Mercury Rising: Mercury Moves Between Earth and Sun for First Time in 10 Years

Mercury Rising: Mercury Moves Between Earth and Sun for First Time in 10 Years

Mercury Rising: Mercury Moves Between Earth and Sun for First Time in 10 Years

Mercury moves across the face of the Sun for the first time in 10 years, as it casts a shadow across South America, Africa, Western Europe and the east of North America.

Mercury is the closest planet to the Sun and the smallest and fastest-moving one in the solar system, and its transit will take approximately six and a half hours.

The “winged messenger”, which is slightly larger than the Earth’s moon, could be viewed with a pair of binoculars or a telescope, and experts warn against looking directly at the Sun during Monday’s event, Al Jazeera writes.

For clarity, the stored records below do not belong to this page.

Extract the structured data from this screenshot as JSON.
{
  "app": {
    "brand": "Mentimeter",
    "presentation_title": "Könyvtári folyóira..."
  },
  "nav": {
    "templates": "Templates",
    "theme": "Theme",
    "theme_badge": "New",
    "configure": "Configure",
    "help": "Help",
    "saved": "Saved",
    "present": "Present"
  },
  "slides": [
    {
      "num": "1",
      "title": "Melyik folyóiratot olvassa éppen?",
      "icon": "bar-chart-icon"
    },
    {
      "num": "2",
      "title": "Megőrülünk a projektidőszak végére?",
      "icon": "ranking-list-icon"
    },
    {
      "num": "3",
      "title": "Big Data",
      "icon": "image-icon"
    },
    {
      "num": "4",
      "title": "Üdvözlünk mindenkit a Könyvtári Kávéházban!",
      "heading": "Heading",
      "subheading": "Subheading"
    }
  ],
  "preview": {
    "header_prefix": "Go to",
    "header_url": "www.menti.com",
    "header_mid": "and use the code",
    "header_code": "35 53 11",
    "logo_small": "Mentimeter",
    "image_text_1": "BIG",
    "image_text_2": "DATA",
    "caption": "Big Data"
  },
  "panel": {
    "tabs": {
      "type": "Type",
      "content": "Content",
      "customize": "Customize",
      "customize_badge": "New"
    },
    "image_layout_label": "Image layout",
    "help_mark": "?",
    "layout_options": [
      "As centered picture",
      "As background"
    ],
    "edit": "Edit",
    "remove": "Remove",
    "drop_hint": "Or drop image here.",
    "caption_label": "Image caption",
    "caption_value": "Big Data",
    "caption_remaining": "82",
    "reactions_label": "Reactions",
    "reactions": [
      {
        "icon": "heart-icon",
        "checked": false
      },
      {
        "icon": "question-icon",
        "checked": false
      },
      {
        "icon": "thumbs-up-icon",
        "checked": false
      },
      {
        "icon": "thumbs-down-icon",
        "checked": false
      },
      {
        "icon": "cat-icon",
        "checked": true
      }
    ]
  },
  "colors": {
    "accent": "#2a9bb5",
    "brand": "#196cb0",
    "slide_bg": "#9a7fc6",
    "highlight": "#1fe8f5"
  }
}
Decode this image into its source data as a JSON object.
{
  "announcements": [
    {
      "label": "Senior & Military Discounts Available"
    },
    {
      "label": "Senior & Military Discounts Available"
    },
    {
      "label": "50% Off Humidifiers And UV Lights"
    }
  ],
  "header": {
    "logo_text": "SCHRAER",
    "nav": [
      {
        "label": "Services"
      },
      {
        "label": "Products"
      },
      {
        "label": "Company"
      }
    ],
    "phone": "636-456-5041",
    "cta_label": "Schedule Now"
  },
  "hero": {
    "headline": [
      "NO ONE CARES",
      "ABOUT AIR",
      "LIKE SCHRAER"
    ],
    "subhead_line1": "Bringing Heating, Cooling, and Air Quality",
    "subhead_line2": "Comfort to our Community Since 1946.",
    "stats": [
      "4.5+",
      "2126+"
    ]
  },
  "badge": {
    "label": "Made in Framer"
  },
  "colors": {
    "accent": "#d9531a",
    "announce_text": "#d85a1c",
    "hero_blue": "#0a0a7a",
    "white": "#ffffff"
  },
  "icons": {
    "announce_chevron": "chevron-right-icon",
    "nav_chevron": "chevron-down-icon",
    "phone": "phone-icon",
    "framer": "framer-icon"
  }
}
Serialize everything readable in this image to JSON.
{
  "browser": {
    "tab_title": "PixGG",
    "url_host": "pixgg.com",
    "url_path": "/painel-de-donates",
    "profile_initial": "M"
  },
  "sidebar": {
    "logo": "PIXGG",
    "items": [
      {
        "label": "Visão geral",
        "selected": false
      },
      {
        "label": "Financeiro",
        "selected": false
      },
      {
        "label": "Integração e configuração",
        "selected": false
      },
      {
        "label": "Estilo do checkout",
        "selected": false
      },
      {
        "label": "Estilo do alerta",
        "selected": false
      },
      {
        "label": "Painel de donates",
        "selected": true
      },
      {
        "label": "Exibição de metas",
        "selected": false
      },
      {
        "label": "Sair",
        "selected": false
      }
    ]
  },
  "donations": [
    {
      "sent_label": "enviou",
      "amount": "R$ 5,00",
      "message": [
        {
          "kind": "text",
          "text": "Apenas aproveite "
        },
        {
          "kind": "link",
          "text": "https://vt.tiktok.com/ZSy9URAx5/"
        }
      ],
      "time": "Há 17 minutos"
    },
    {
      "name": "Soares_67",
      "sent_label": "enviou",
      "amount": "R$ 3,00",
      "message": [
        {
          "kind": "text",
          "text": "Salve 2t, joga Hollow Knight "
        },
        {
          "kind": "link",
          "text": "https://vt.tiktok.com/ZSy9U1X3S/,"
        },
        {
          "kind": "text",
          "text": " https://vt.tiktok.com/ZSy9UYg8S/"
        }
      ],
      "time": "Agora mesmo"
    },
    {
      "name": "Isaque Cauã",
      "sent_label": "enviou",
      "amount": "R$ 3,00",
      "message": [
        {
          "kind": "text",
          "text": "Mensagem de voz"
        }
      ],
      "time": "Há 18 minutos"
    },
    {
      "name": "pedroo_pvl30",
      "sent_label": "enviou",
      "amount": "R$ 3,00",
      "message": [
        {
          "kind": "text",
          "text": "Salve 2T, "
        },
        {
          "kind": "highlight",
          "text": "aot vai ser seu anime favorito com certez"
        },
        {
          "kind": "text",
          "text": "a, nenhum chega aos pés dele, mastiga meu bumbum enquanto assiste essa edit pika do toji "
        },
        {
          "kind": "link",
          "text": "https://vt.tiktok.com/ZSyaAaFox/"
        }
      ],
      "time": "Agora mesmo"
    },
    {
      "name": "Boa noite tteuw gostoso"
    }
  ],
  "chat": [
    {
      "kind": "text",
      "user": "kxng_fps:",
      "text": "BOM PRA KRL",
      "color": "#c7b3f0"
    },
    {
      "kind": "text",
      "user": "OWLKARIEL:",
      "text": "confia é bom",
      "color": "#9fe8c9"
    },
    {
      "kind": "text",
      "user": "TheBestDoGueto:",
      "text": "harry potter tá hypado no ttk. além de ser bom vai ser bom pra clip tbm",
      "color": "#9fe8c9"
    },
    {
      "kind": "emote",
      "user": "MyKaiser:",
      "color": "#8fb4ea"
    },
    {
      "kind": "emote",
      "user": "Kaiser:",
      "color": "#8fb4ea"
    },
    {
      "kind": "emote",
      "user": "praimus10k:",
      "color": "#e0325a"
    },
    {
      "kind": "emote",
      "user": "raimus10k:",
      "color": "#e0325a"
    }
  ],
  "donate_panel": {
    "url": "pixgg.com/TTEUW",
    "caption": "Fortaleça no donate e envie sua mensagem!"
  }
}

“On no account should anyone try to look directly at the Sun to see Mercury, as this is incredibly dangerous,” Robert Massey of the UK-based Royal Astronomical Society told Al Jazeera.

NASA and the European Space Agency are livestreaming images of the event, while many astronomical observatories around the world have opened their doors to view the event, which gives an insight into the solar system.

“Seeing the silhouette of a planet in motion in front of the Sun is a clear demonstration of the solar system in action,” said astronomer Francisco Diego of University College London.

Watch the NASA demonstration here:

 

The transit is also an example of how scientists detect planets in other solar systems, where they are mostly hard to see because they are lost in the glare of the star they circle.

Since the last time Mercury transited the Sun, NASA’s Messenger spacecraft spent four years orbiting around the planet, before being deliberately crashed into its surface last year.

The mission revealed Mercury’s moon-like surface in unprecedented detail, scarred by the collision of asteroids and meteorites, and what is believed to be ice at the planet’s poles.

“Planets in our own solar system are particularly helpful, because we can see them close up and learn vastly more about their similarities and differences than is possible for more distant planets,” Andrew Pontzen, a lecturer at University College London, told Al Jazeera.

Mercury will next transit between Earth and the Sun in 2019, and then in 2032.